De izquierda a derecha y de arriba a abajo: Sira, Pablo, Inés y Chloe
De izquierda a derecha y de arriba a abajo: Sira, Pablo, Inés y Chloe

Aclarado el misterio, surge otra incógnita: ¿qué harán el resto de año? Lucas dice que, en su tiempo libre, los Reyes lo que hacen es descansar. Se atrincheran en la casa subterránea en la que viven, “allí tienen muchísimas teles”, explica, y juegan a videojuegos, leen y ven películas. Durante 11 meses. “Si se aburren, se disfrazan y se buscan un trabajo”. ¿De qué trabaja un Rey Mago? “De escritor o de inventor…”. Otros encuestados comparten la tesis del reposo, pero barajan otros destinos. Pablo cree en unos Reyes made in Spain, “porque cuando escriben mis nombres en los regalos lo hacen con letra española”. Elisa ubica a Papá Noel en Laponia y Max apuesta por el Caribe: “Yo creo que el resto del año Santa Claus se lo pasa en una playa en Miami”. Pero la mayoría sitúa a Papá Noel en el Polo Norte. “Vive en una casa de cristal pintada de azul, con muchos pinchos (pero solo por arriba)”, explica Sira. Allí pasa meses preparando los regalos en su fábrica de juguetes, asegura Inés. “Si la encontrase, me llevaría todo”, sueña. También cuenta con un equipo de duendes. Según Valeria, diez años, son los que le regalan a Papá Noel. También son quienes llevan las cartas que le envían los niños. Quien no sabe escribir, se busca la vida. Como Lucas, que salía a la calle a pedir los regalos a gritos. “A veces funcionaba”, recuerda.

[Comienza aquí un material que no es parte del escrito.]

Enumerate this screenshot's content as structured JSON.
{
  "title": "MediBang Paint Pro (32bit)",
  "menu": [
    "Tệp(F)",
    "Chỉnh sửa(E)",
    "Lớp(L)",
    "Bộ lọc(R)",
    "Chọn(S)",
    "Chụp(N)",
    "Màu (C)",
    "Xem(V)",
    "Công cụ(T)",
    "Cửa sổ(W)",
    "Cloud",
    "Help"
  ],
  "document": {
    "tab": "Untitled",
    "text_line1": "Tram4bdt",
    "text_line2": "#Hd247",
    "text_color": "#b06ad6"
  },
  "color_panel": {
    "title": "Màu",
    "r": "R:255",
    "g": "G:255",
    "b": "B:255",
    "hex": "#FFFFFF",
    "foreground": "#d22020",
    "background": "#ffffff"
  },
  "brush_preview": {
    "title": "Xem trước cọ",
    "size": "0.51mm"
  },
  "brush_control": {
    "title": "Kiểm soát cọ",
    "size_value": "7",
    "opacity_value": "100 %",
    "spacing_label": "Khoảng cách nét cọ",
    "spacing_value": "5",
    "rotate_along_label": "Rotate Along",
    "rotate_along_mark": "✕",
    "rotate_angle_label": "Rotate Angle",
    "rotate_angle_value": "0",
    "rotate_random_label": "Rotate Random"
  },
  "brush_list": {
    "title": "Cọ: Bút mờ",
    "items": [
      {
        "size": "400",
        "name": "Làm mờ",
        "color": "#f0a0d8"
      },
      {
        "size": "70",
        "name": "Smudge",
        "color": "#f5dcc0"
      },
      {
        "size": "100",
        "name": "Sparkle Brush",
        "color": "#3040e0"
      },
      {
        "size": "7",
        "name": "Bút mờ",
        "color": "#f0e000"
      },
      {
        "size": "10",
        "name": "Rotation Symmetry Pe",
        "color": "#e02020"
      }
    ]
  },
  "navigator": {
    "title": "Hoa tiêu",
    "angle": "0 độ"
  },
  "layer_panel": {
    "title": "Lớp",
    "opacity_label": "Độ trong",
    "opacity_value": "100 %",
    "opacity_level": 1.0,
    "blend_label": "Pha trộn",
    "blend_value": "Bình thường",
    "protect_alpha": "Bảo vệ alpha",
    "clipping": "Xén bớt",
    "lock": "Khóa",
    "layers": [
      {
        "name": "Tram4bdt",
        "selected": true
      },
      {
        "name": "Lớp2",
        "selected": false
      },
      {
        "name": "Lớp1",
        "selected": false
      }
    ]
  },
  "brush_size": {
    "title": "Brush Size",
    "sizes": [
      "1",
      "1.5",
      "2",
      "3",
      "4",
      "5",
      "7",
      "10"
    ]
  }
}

Se acerca la fecha señalada. Los Reyes van apagando sus televisores. Papá Noel se da el último chapuzón del año. Mientras atraviesan la redacción, camino a la salida, los niños comentan la enésima modificación en sus cartas. Hay mucho en juego: ¿los juguetes o el móvil? ¿Las luces o la moto? Para mayores preguntas, aquí nadie tiene tiempo.